Día de Muertos : une célébration Carpe Diem
Perdre un être cher est toujours douloureux, mais la fête mexicaine Día de Muertos nous permet de nous sentir plus proches des défunts. Pour Helena Madrid, stagiaire chez Fathom et Mexicaine d'origine, le décès de son grand‑père a ravivé son désir de participer à cette magnifique tradition.
Cette année a été parmi les meilleures de ma vie : j’ai déménagé à New York, décroché un stage dans un site de voyages tendance et découvert ce que je veux réellement accomplir. Mais elle a aussi été l’une des plus difficiles : j’ai perdu mon grand‑père, qui était pour moi comme un père, intensifiant mon sentiment déjà très réel de solitude. C’était un homme fort, sage et aimant, prêt à sacrifier ses désirs pour aider les autres. Je n’ai jamais rencontré quelqu’un d’aussi déterminé à provoquer le changement, à éveiller les consciences et à lutter contre l’injustice. Il était un révolutionnaire – je ne trouve pas de mot plus juste.
Mon grand‑père s’est engagé très tôt dans les mouvements sociaux, fondant la Grande Loge Maçonnique des Émancipateurs de Puebla Benito Juárez, où il a exercé les fonctions de Grand Maître. Il aimait le Mexique ; il est né le jour du Drapeau mexicain et, de façon symbolique, il est mort le Cinco de Mayo.
J’ai grandi à Puebla (à deux heures de route de Mexico), où les traditions mexicaines se vivent encore sans la contamination culturelle d’Halloween. Le Día de Muertos est le syncrétisme des traditions espagnoles et indigènes, un festival extrêmement coloré et doux‑amer où l’on honore la mémoire des morts, célèbre leurs vies et s’émouvant de leurs esprits. La fête s’étend sur une semaine à la fin d’octobre/début novembre : on dresse un autel, on visite et décore les pierres tombales des proches, et on admire les autels publics, les décorations et les costumes (vous avez sûrement vu des gens déguisés en La Catrina, la déesse de la mort). On écrit des calaveritas literarias, des poèmes satiriques qui, typiquement, critiquent l’ordre oppresseur – les Mexicains ont un talent particulier pour rendre tout politique.
J’ai toujours aimé cette fête. C’était l’occasion de passer du temps avec ma grand‑mère et mes cousins, cueillir des fleurs, préparer les plats favoris en l’honneur de nos défunts, décorer les autels, le tout dans une ambiance chaleureuse. Ma grand‑mère, comme beaucoup d’abuelas, était passionnée par le Día de Muertos. Femme forte et débrouillarde, elle ressentait toujours la perte de ses proches. Elle menait les célébrations familiales, mais après son décès, je me suis installée à Monterrey, interrompant ma participation au rituel annuel.

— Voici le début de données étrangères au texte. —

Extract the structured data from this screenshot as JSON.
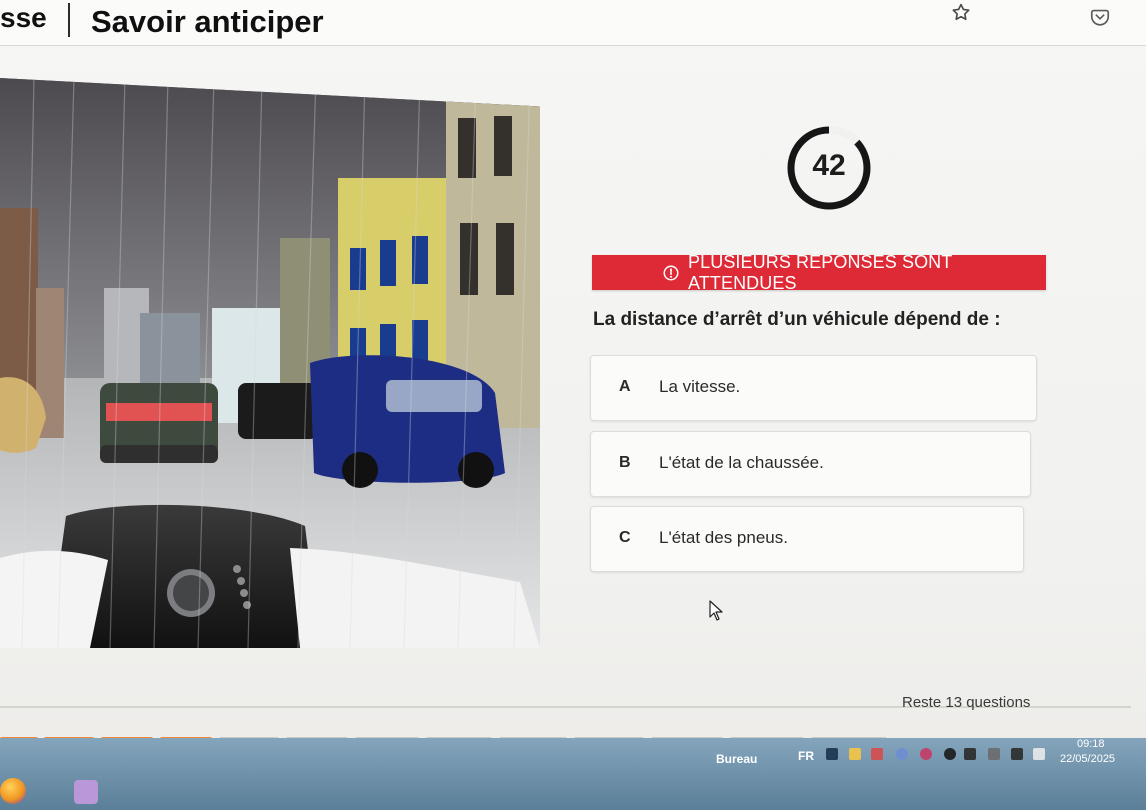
{
  "header": {
    "breadcrumb_prefix": "sse",
    "title": "Savoir anticiper"
  },
  "browser_actions": {
    "star_icon": "star-icon",
    "pocket_icon": "pocket-icon"
  },
  "quiz": {
    "timer_value": "42",
    "alert": "PLUSIEURS RÉPONSES SONT ATTENDUES",
    "question": "La distance d’arrêt d’un véhicule dépend de :",
    "answers": [
      {
        "letter": "A",
        "text": "La vitesse."
      },
      {
        "letter": "B",
        "text": "L'état de la chaussée."
      },
      {
        "letter": "C",
        "text": "L'état des pneus."
      }
    ],
    "remaining": "Reste 13 questions"
  },
  "taskbar": {
    "label": "Bureau",
    "lang": "FR",
    "time": "09:18",
    "date": "22/05/2025"
  },
  "colors": {
    "alert": "#dd2a36",
    "progress_done": "#f08a3a",
    "progress_todo": "#c8c8c5"
  }
}
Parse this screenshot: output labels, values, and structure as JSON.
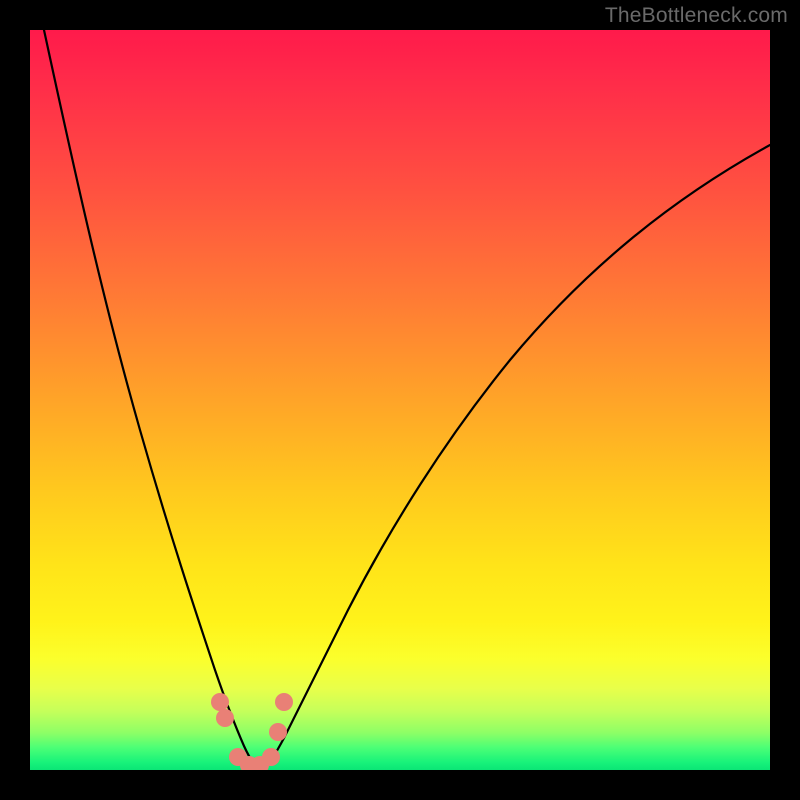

La culture mexicaine nous enseigne à ne pas fuir la mort, mais à accepter l’inévitabilité de la fin. Cette fête nous invite à célébrer une vie bien vécue – un véritable « carpe diem ». Nous ne refusons pas le deuil, mais nous l’abordons avec humour et célébration, comme si chaque jour où nous sommes vivants était une victoire sur la mort.
Mes parents ont divorcé quand j’étais bébé, et c’est mon grand‑père qui assistait à mes concerts scolaires et me réprimandait quand je me comportais mal. Je le voyais et lui parlais presque quotidiennement. Il était d’une intelligence exceptionnelle et toujours ouvert à la conversation. Il m’a transmis curiosité, passion et sacrifice – vivre par l’exemple, répondre aux ennemis par le travail et la gentillesse. Il n’était pas parfait, mais même ceux qui n’étaient pas d’accord avec ses opinions lui accordaient du respect.
Sa perte m’a brisé le cœur, d’autant plus que j’étais loin et que je n’ai pu assister à ses funérailles. Sa mort a toutefois clarifié certaines choses pour moi. Je ressens une responsabilité de réussir à New York pour honorer sa mémoire, comme si je lui devais cela. Les jours où je me sens engourdie, je recherche les traditions mexicaines pour me sentir plus proche de lui. Je ne pourrai pas être au Mexique pour le Día de Muertos cette année, et c’est acceptable. J’ai encore du mal à accepter la perte de mon grand‑père, mais je vais installer une version simplifiée de mon autel à New York.
Ce jour de souvenir est aussi un moment de réflexion. Peut‑être que je n’aurai pas la vie que j’imaginais, mais je peux avoir une existence qui compte et inspire les autres. Je continuerai à vivre avec passion, en gardant en mémoire ceux dont les souvenirs remplissent mon cœur d’une magie presque palpable.
En attendant, je vous encourage à découvrir cette fête, à affronter vos propres pertes, à consacrer une journée aux souvenirs joyeux et, surtout, à vous permettre de ressentir.